Seminario
Interdipartimentale di Algoritmica
Monday, March 27, 2006, 12:00 noon
Derandomization: New Results and Applications
Emanuele Viola, Harvard University
DI - Department
of Computer Science
Seminar Room, third floor
Abstract:
Randomness
has proven to be a valuable resource throughout computer science. In
particular, there are several fundamental computational problems that
we know how to solve efficiently only when we have a source of
randomness at our disposal. But to what extent is randomness really
necessary for efficient computation?
In this talk we survey some of our results in derandomization, which is
the field that studies the possibility and implications of simulating
randomized computation deterministically.

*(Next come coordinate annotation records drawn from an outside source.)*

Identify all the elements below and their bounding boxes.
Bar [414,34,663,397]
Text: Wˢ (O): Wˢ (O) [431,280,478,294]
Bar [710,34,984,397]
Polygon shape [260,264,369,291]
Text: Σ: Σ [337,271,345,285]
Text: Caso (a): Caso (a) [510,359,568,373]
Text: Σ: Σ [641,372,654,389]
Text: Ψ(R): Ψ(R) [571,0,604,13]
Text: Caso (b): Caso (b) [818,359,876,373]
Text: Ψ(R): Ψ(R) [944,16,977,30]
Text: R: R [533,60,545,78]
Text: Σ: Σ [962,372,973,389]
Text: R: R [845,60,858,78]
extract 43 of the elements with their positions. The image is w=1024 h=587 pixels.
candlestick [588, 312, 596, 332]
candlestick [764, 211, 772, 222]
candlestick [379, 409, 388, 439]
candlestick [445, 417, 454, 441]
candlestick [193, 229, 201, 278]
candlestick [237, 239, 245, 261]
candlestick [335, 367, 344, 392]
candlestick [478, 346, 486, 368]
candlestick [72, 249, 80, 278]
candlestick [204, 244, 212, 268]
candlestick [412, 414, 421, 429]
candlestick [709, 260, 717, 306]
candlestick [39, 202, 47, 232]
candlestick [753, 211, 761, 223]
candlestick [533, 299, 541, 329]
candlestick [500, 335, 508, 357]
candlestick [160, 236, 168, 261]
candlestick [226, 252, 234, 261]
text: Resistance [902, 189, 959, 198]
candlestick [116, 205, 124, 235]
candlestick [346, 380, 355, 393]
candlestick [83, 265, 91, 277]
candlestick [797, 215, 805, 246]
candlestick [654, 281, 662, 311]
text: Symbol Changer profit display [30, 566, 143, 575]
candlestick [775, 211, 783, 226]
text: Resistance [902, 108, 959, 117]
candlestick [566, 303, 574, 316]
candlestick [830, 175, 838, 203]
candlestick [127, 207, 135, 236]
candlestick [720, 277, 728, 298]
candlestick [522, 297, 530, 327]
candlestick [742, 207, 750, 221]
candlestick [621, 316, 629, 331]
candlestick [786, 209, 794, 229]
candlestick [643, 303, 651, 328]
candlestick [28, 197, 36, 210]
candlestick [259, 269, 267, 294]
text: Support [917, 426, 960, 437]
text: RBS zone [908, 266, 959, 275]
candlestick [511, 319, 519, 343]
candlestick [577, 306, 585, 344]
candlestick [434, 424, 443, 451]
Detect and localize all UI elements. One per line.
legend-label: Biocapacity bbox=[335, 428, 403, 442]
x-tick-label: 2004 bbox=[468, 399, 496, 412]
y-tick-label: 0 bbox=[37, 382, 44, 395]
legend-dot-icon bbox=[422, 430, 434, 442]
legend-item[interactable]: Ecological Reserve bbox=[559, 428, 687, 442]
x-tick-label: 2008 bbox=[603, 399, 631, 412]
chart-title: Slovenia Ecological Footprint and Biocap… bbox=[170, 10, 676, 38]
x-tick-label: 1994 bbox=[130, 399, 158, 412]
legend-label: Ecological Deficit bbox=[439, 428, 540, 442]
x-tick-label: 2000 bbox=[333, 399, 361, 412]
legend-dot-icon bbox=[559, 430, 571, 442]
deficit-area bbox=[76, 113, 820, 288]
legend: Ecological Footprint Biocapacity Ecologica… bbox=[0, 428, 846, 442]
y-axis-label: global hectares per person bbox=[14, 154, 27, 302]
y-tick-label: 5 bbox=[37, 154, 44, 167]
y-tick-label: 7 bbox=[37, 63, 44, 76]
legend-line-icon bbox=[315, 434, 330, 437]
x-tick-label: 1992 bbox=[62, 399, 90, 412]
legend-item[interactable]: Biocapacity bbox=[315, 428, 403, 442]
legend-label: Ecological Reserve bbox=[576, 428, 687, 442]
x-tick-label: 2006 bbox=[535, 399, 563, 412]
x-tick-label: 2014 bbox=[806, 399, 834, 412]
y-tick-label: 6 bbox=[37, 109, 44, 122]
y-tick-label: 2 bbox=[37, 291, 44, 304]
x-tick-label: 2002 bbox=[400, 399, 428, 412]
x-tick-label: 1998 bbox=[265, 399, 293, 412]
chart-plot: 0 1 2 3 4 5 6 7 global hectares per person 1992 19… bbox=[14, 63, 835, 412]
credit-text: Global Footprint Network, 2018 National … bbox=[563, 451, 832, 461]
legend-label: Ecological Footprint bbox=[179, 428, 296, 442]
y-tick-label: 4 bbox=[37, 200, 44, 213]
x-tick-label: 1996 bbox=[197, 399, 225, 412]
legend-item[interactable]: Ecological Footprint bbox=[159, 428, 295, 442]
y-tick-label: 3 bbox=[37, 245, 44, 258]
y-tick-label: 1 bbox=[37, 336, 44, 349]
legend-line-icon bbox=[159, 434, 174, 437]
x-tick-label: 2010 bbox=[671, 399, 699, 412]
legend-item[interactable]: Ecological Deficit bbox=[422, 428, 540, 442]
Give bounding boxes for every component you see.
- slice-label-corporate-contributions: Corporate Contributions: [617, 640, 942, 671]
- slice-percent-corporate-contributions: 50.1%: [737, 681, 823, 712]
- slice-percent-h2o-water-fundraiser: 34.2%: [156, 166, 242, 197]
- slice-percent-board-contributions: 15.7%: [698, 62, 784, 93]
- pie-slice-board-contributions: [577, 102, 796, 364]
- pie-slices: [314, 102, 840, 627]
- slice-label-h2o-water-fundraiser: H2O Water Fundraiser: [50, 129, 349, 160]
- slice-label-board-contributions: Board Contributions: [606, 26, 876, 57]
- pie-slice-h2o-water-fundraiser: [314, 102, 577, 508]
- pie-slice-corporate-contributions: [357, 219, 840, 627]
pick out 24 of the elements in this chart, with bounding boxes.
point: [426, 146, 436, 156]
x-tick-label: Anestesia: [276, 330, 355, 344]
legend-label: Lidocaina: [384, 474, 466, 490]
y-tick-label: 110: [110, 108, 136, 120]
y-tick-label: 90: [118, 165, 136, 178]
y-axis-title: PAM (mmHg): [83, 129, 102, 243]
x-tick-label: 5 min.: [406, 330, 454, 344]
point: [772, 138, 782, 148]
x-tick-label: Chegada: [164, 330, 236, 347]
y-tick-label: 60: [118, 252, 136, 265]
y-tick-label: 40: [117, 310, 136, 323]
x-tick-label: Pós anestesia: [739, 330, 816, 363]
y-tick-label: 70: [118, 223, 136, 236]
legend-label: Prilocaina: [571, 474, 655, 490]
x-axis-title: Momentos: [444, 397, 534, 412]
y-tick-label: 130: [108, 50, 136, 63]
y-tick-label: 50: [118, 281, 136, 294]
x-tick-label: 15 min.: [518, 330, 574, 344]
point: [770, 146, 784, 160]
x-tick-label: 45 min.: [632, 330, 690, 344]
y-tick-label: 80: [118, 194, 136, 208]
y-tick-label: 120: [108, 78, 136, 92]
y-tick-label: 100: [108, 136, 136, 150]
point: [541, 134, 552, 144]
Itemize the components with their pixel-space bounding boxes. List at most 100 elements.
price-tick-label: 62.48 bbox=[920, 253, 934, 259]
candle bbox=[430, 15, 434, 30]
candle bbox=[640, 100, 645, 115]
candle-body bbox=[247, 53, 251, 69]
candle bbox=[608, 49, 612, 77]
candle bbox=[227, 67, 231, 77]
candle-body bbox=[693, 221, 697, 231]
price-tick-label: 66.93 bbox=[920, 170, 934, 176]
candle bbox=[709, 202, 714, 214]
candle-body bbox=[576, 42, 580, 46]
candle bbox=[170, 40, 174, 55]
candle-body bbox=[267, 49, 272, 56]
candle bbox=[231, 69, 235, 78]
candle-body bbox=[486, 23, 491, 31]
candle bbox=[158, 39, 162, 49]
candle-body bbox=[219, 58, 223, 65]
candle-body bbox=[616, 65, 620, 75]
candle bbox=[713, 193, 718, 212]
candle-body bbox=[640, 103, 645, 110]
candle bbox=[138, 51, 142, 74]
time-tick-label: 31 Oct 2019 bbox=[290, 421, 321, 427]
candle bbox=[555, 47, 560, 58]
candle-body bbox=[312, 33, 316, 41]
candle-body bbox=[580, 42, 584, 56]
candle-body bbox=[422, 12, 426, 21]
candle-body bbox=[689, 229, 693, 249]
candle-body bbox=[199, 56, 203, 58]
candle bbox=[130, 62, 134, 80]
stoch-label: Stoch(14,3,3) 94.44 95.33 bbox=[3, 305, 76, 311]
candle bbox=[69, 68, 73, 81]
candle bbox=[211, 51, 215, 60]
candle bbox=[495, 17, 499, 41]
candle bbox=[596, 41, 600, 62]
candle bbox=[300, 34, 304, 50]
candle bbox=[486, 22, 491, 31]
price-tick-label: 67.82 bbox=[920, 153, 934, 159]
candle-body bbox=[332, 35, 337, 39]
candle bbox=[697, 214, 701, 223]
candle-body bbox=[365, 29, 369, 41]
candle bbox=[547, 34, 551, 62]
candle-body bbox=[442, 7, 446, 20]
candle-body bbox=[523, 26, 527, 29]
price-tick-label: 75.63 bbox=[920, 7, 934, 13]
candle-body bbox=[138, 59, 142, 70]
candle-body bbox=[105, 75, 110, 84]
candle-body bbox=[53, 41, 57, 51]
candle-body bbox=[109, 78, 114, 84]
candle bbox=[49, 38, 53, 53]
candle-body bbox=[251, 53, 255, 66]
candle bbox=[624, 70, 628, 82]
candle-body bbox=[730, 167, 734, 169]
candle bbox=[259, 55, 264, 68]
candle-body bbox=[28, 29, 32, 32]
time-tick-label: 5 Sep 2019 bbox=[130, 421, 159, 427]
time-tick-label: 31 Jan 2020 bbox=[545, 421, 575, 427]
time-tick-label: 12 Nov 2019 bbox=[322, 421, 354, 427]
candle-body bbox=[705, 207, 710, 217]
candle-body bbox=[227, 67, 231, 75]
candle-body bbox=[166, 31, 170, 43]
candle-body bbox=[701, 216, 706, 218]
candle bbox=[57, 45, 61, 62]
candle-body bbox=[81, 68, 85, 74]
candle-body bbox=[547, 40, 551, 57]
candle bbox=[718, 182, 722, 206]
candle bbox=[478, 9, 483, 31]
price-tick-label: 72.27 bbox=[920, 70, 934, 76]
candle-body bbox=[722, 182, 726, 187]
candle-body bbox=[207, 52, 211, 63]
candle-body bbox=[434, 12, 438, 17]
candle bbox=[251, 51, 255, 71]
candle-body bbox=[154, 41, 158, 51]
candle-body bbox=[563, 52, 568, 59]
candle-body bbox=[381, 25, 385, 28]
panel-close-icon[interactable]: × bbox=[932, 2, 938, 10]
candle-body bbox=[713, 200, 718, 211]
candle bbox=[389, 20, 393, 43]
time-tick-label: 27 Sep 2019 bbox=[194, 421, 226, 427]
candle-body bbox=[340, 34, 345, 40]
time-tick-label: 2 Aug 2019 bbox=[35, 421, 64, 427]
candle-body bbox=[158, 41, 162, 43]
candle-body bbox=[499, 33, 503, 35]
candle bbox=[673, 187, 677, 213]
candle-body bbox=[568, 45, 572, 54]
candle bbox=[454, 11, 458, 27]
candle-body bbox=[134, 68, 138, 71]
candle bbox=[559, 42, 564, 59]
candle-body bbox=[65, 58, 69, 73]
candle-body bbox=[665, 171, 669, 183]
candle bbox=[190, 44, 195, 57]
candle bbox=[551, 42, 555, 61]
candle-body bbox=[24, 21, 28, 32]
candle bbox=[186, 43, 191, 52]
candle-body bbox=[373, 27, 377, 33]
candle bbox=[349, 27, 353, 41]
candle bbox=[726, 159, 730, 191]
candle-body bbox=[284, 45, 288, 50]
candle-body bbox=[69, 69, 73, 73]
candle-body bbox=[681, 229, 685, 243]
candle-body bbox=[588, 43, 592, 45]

First, we address the derandomization of restricted computational
models, focusing on constant-depth circuits. We develop a new
application of the derandomization of constant-depth circuits to the
study of the average-case complexity of NP. In particular, we show how
to take any function in NP that is `mildly' hard on average and
transform it into one that is `extremely' hard on average. We also
obtain a new sub-exponential time derandomization of constant-depth
circuits with few majority gates. This is currently the richest
randomized circuit class that researchers can simulate in
sub-exponential time.
We then discuss the derandomization of general computational models.
For general models, the only non-trivial derandomization known is the
'83 result that probabilistic polynomial time (BPP) can be simulated in
the second level of the polynomial-time hierarchy. Perhaps
surprisingly, in more than two decades no work has addressed the
running time of this simulation. In a recent work, we prove that a
quadratic slow-down in running time is inherent in this simulation (for
relativizing techniques). However, as our results show, this quadratic slow-down disappears at the third level of the
polynomial-time hierarchy, and a quasilinear-time simulation becomes
possible.
No previous knowledge of complexity theory is required for this talk.